JAKARTA, GLOBALPLANET - “Tarif pungutan ekspor harus mendukung pertumbuhan usaha hulu, hilir, dan juga kesejahteraan petani kelapa sawit,” kata Ketua Umum Gabungan Pengusaha Kelapa Sawit Indonesia (GAPKI) Joko Supriyono seperti kutip Sawit Indonesia, Kamis (27/5/2021).
Untuk mencapai keseimbangan tersebut, GAPKI mengusulkan penyesuaian tarif pungutan ekspor sawit dalam PMK 191/2020.
“Kebijakan tarif pungutan ini diterapkan agar sektor hulu dan hilir sawit dapat berjalan. Bukannya sektor lain lebih menikmati lalu sektor lain lebih terbebani,” kata Joko Supriyono.
Ia mengatakan kelemahan sistem tarif pungutan sawit saat ini terlalu berpatokan kepada harga patokan ekspor (HPE) CPO. Sejatinya, pungutan ini bertujuan mendukung mandatori biodiesel. Dana pungutan digunakan untuk menutup selisih harga minyak bumi dengan biodiesel. Ini artinya harus disesuaikan dengan kebutuhan pembiayaan program biodiesel.
Atas dasar itulah, pungutan harus dibuat sejalan dengan kebutuhan mandatori B30 yang berjalan sekarang ini. “Sekarang ini, tidak ideal karena tarif dipungut itu berdasarkan kepada tingginya harga CPO. Sehingga dana pungutan yang diperoleh sangat besar. Padahal besaran dana pungutan tersebut tidak sesuai dengan kebutuhan pembiayaan program biodiesel. Karena kebutuhan biodiesel dan program lain-lain tidak sebesar itu,” jelasnya.
Saat ini, dikatakan Joko, ada surplus dana pungutan yang terlalu besar. Padahal, kebutuhan menjalankan program sawit di bawah BPDKS masih tercukupi. Sebagai perhitungan, harga CPO dunia sekarang ini rerata US$ 1.200 dolar per ton. Harga sebesar ini akan terpangkas tarif pungutan sebesar US$ 255/ton dan US$ 183/ton untuk bea keluar sesuai regulasi pemerintah. Ini artinya, perusahaan yang mengekspor CPO akan menerima US$ 762 per ton setelah dipotong pungutan ekspor dan bea keluar.
“Dengan tarif pungutan tadi, ada opportunity lost saat harga CPO lagi bagus. Idealnya, perusahaan dapat melakukan investasi karena menikmati margin bagus,” ujar Joko.

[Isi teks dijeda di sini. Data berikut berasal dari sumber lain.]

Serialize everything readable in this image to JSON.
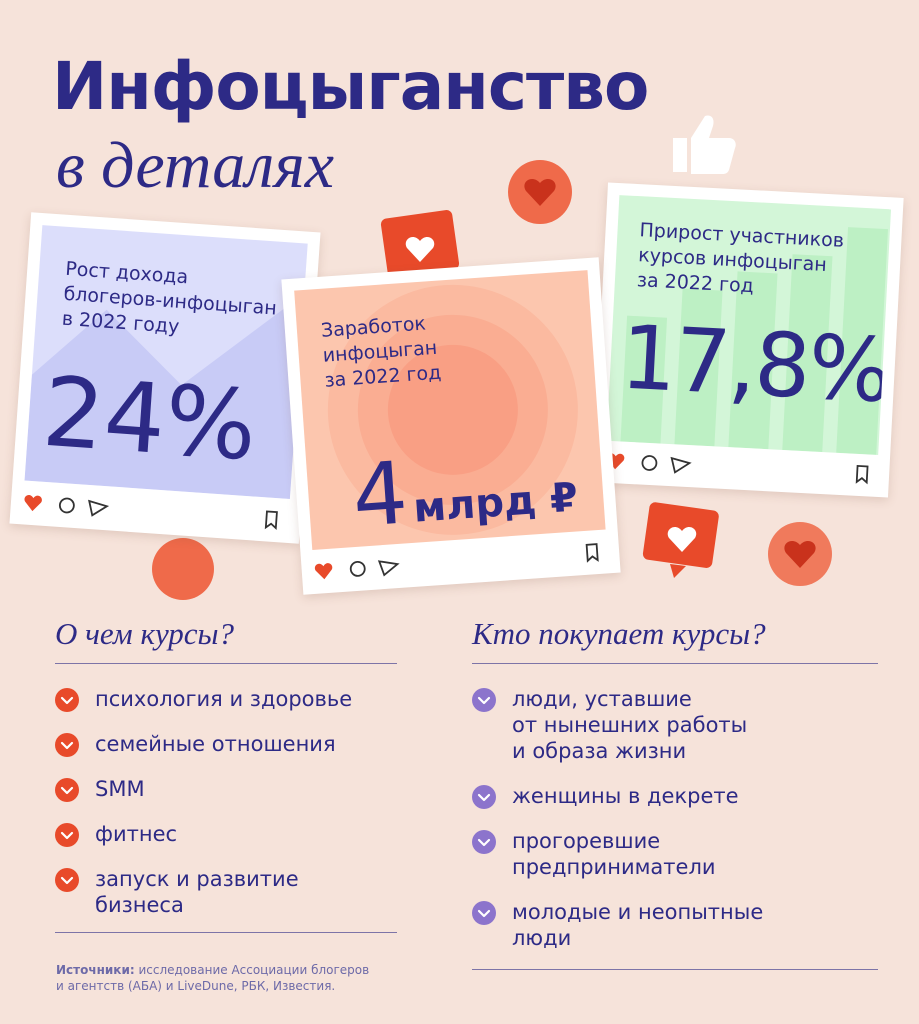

Joko mengatakan pungutan sebaiknya jangan dibebankan terlalu besar. Selain itu, besaran pungutan harus disesuaikan dengan kebutuhan program sawit. Tujuannya, perusahaan di sektor tetap dapat melakukan investasi dan tidak kehilangan kesempatan dalam rangka penyerapan tenaga kerja.
“Penyesuaian tarif pungutan tetap berpatokan kepada kebutuhan mandatori biodiesel, PSR, dan program sawit lainnya. Kami juga tidak setuju tarif pungutan sawit dihilangkan. Karena manfaat pungutan sangat dirasakan untuk mendukung kebijakan hilir, peremajaan sawit rakyat, dan kampanye positif,” papar lulusan Fakultas Pertanian Universitas Gajah Mada ini.
Namun, dikatakan Joko, sistem tarif pungutan harus dinamis dan fleksibel sesuai kondisi industri sawit di dalam dan luar negeri. Ada saatnya, tarif dinaikkan tapi ada pula diturunkan agar semua sektor sawit dapat berjalan beriringan dan berkelanjutan.
Joko optimistis penyesuaian tarif pungutan ekspor tidak akan mengganggu harga TBS sawit petani. Sebab, besar kecilnya harga TBS dipengaruhi banyak faktor terutama harga CPO dunia. Saat ini, harga CPO tinggi tidak saja dipengaruhi mandatori biodiesel Indonesia. Melainkan juga pasokan minyak nabati lain seperti minyak kedelai dan bunga matahari.